ALİ SERİNDAĞ (Gaziantep) - Ömer El Beşir'i nasıl misafir ettiniz?
MİLLÎ SAVUNMA BAKANI İSMET YILMAZ (Sivas) - Tabii bir başkası Sayın Hasan Hüseyin Türkoğlu. Sayın Milletvekilim, güzel bir soru. İşte "Bir pilotun maliyeti? Ne kadara mal oluyor? Dolayısıyla, içeride kaç pilot tutuklu? Dolayısıyla hepsinin toplam maliyeti ne kadar oluyor?" diyerek, bununla ilgili de arkadaşlar?
SİNAN OĞAN (Iğdır) - Çok güzel bir soru.
MİLLÎ SAVUNMA BAKANI İSMET YILMAZ (Sivas) - Evet, kesinlikle, ben de aynı fikirdeyim.
Dolayısıyla arkadaşlarım bir çalışma yapacaklar.
HASAN HÜSEYİN TÜRKOĞLU (Osmaniye) - Cevabın da güzel olmasını istiyoruz.

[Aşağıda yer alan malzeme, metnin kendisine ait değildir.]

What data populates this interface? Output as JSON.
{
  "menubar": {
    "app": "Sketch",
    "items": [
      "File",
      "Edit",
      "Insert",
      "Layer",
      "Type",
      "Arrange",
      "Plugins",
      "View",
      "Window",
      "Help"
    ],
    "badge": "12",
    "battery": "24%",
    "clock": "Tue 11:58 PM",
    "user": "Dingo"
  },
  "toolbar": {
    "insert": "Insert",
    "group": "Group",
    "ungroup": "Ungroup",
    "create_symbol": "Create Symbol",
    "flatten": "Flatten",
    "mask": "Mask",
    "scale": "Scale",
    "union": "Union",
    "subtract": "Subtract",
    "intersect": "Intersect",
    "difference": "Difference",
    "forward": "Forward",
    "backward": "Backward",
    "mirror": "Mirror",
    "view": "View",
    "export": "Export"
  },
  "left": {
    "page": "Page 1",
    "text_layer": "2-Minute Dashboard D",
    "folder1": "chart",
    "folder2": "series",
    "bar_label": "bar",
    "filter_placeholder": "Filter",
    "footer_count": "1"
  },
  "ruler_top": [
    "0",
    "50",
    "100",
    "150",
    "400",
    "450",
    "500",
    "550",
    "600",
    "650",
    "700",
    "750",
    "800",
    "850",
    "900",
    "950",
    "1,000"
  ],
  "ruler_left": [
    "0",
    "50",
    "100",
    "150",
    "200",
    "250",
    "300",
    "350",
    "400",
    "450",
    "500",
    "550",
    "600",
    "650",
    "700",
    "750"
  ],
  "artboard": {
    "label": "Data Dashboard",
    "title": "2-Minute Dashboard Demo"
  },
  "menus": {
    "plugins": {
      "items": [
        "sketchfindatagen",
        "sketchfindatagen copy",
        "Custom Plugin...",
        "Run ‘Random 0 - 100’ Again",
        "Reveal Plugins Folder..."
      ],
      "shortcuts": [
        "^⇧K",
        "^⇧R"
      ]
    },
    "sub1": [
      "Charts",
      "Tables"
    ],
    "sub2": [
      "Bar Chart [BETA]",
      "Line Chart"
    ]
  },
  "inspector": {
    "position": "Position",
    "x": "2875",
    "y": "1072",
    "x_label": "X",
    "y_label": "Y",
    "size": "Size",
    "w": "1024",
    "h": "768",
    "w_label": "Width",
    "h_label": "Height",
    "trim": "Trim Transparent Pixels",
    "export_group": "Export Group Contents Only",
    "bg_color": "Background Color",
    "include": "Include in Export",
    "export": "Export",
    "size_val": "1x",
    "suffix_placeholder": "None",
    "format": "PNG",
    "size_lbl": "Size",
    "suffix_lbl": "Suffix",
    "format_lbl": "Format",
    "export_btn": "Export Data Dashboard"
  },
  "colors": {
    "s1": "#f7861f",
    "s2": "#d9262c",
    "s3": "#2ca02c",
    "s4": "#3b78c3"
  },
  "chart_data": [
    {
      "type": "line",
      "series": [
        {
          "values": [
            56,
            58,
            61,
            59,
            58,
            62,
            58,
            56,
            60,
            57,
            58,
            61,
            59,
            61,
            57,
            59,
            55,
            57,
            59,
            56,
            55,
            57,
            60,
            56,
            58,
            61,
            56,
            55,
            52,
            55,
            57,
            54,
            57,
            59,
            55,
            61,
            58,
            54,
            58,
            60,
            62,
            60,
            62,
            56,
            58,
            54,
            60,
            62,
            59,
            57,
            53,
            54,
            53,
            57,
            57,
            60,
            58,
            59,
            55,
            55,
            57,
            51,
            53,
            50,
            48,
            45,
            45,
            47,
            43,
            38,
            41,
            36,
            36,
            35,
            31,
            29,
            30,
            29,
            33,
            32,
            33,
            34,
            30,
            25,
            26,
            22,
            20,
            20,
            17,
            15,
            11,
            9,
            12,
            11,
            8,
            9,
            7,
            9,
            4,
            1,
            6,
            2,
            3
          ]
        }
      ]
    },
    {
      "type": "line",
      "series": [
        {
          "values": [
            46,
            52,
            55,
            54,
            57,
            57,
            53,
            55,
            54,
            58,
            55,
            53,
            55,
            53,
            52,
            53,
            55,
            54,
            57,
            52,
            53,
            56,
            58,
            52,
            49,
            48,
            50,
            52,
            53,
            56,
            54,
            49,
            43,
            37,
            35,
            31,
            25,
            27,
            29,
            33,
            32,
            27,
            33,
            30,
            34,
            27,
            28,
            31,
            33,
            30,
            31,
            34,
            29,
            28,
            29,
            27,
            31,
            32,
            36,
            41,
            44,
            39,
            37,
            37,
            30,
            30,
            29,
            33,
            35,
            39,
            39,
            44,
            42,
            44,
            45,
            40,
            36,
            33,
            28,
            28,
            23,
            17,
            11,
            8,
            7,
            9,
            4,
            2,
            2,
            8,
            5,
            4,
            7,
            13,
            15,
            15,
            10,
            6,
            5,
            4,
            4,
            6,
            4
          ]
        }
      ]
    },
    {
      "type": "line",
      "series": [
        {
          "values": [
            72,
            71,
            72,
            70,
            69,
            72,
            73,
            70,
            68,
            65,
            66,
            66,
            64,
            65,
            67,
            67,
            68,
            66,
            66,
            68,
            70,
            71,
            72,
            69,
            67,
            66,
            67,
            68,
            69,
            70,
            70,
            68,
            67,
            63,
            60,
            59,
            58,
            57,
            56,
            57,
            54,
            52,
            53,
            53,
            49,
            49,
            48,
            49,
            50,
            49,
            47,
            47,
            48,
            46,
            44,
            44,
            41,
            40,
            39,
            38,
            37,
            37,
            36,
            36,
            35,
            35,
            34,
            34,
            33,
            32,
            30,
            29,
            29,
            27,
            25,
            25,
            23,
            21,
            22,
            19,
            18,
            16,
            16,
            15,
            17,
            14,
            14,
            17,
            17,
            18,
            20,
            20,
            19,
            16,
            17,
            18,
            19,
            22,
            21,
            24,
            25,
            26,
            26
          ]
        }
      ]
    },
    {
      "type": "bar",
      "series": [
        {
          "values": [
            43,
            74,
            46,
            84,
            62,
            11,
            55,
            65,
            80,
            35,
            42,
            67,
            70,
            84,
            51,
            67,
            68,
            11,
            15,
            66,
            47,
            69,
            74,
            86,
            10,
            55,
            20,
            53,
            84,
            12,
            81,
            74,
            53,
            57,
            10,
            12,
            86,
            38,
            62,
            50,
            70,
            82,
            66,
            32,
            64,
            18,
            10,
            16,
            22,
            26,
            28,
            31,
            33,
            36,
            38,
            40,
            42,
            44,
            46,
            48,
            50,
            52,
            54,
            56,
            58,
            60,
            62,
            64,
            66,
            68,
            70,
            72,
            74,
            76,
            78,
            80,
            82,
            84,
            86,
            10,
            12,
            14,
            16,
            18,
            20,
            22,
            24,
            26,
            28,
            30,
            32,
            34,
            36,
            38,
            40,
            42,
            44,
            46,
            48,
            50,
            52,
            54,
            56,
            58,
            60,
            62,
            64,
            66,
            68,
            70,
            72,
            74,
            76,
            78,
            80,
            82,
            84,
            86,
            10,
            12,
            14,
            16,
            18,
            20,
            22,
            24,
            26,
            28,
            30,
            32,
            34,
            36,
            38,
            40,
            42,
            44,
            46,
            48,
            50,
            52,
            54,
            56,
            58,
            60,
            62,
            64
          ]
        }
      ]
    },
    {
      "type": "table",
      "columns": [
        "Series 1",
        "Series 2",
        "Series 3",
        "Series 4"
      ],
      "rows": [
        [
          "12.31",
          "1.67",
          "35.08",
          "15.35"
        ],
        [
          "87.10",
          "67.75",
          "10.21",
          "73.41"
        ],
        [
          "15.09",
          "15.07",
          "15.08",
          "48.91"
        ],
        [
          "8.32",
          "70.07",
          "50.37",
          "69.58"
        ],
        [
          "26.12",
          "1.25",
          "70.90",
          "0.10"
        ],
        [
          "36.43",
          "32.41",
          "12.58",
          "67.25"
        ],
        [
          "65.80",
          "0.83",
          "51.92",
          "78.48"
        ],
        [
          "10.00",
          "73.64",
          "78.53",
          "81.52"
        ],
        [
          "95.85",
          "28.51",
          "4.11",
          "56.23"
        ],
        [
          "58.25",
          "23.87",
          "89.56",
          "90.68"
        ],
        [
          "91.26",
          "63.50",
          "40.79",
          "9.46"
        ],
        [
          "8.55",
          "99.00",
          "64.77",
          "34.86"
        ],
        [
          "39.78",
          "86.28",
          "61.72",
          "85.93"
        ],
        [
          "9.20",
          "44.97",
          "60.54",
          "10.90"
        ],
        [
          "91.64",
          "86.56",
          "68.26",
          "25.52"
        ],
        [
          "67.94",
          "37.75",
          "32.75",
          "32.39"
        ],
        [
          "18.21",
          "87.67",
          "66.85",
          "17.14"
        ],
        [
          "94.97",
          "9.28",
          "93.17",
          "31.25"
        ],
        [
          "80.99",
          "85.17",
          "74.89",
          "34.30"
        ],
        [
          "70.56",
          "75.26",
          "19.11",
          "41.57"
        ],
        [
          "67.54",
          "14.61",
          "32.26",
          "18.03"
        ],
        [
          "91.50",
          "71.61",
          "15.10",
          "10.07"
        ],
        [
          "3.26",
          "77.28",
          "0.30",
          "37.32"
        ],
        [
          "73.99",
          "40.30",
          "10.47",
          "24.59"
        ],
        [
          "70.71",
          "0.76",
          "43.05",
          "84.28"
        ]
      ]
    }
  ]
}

MİLLÎ SAVUNMA BAKANI İSMET YILMAZ (Sivas) - Yazılı olarak da dört başı mamur bir cevap vereceğiz inşallah.
Yine bir başka husus: Sayın İlker Başbuğ, eski Genelkurmay Başkanımız -yapmış olduğu hizmetler için de teşekkür ediyoruz- yine onunla ilgili. Biraz önce Anayasa'nın hükmünü okudum: "Görülmekte olan dava hakkında yasama meclisinde yargı yetkisinin kullanılması?" Sonuçta bizden şu bekleniyor: Mahkemesini biz tespit edelim, hatta hakkındaki hükmü de biz verelim. Yani biz bunu?
ALİ SERİNDAĞ (Gaziantep) - Hayır, Anayasa tespit etmiş. Biz değil Anayasa tespit etmiş.
MİLLÎ SAVUNMA BAKANI İSMET YILMAZ (Sivas) - Amenna, hepimiz Anayasa'ya bağlıyız, diyoruz ki: Anayasa'da ne yazıyorsa, mahkemeler de Anayasa'ya uymak zorundadırlar.
TURHAN TAYAN (Bursa) - Hükûmet de uyacak Sayın Bakan, Hükûmet de uyacak!
MİLLÎ SAVUNMA BAKANI İSMET YILMAZ (Sivas) - Sonuçta bu yargı bizim, biz dile getirelim. Anayasa'ya uymuyorlarsa?
TURHAN TAYAN (Bursa) - Hükûmet de uyacak Anayasa'ya. Grup toplantılarında Sayın Başbakan infaz kararı veriyor, hüküm veriyor.
MAHMUT TANAL (İstanbul) - Aziz Yıldırım'la ilgili niye açıklamalarda bulundunuz?
MİLLÎ SAVUNMA BAKANI İSMET YILMAZ (Sivas) - Bir başka husus: Yani Türkiye'deki bu yargı sürecinin Amerika tarafından yönlendirildiğini söylemek. Bu, Türk yargısına hakarettir diye düşünüyorum. Yani sonuçta bir devlet üç temel üzerine; yasama, yürütme, yargı... Eğer siz sadece bu üç temelden birisini çökertirseniz yazık olur diye düşünüyorum.
ALİ HAYDAR ÖNER (Isparta) - Sayın Bakan, Deniz Feneri'nde savcıları niye aldınız madem öyle?
MİLLÎ SAVUNMA BAKANI İSMET YILMAZ (Sivas) - Sayın Başkan, evet?
BAŞKAN - Sayın Bakanım, süreniz tamam efendim, çok teşekkür ediyorum.
MİLLÎ SAVUNMA BAKANI İSMET YILMAZ (Sivas) - Peki, teşekkür ediyorum.